I suoi ultimi dieci anni sono stati come le montagne russe, si sente tornato sulla retta via? «Sono stati dieci anni in cui ho imparato molto, e la vita in genere è un’esperienza da cui si impara. Ho avuto molti alti e bassi, ho lavorato molto su me stesso e mi sento in una posizione più sana, adesso. Ma è un processo in divenire, e credo lo sarà sempre».

Si sente una persona migliore? «No, non mi sento né migliore né peggiore. Ci sto solo provando, come del resto ho sempre fatto. Sono un essere umano che galleggia, come lei.
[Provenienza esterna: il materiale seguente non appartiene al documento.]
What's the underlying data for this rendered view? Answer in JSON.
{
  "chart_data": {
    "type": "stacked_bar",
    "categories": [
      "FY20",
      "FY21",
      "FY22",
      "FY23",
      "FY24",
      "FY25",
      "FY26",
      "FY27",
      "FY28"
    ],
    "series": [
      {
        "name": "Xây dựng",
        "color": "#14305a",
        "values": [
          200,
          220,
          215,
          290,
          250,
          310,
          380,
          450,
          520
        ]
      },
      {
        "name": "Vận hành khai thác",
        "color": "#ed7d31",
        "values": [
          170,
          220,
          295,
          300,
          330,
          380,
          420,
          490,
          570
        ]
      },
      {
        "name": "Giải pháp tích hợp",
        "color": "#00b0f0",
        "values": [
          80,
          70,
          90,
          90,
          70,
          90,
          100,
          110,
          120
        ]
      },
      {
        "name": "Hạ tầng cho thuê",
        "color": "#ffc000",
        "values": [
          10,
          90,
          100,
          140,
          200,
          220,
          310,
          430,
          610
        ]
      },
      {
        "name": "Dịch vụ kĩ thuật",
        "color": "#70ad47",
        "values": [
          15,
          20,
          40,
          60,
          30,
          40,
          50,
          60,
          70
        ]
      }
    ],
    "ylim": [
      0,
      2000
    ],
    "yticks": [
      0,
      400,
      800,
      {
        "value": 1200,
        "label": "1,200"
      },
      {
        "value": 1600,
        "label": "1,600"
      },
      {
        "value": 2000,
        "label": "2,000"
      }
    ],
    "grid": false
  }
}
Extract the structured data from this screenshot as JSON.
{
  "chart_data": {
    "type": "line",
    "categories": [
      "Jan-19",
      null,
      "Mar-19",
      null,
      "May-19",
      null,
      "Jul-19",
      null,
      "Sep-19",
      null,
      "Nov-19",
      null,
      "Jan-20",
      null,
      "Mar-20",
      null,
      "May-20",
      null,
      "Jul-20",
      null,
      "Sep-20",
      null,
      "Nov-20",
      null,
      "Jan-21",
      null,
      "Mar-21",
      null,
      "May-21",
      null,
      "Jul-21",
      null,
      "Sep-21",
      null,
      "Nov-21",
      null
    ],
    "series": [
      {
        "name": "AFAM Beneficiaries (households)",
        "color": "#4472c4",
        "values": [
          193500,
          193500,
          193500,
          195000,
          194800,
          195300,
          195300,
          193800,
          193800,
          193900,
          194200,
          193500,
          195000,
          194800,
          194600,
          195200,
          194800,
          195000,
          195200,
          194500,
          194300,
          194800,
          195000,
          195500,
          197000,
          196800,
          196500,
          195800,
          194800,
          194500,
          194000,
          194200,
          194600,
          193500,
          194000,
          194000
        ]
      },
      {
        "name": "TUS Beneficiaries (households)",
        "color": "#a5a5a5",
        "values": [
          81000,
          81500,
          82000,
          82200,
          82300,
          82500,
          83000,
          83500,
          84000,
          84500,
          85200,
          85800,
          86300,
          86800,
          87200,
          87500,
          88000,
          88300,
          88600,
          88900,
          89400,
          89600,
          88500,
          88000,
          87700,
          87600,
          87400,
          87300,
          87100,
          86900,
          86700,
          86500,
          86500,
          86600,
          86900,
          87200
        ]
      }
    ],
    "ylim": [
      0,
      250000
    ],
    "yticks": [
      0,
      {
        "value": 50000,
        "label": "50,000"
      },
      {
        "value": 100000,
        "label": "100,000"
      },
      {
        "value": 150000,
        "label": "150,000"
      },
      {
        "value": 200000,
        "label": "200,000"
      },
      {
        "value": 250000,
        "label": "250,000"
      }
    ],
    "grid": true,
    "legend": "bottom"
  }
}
O forse lei galleggi più di me…».

Cosa la aiuta in questo senso, ha qualche ispirazione? «Una volta una persona mi ha detto “l’1 per cento è ispirazione, il restante 99 è lavoro: devi sederti e farlo».

Avrebbe mai detto che Mad Max, il film che l’ha lanciata nel mondo, avrebbe avuto un tale successo, così tanti anni dopo la sua interpretazione? «George Miller voleva tornare a lavorarci già 12 anni fa, e lì ero coinvolto anch’io. Ma ci sono stati ritardi per mancanza di budget, nel frattempo io ho avuto le emorroidi, avrei avuto bisogno di un cuscino per guidare il carrarmato (scoppia a ridere, ndr)».

Dopo quaranta anni di onorata carriera nel cinema, cosa le piace di questo mondo, che le piaceva anche agli inizi? «Amo i film da quando ero un bambino, per me erano come dei grandi sogni. Non credo che quell’amore sia diminuito in alcun modo: quando dirigo sento ancora la stessa attrazione che sentivo guardando quei sogni alla tv, in bianco e nero».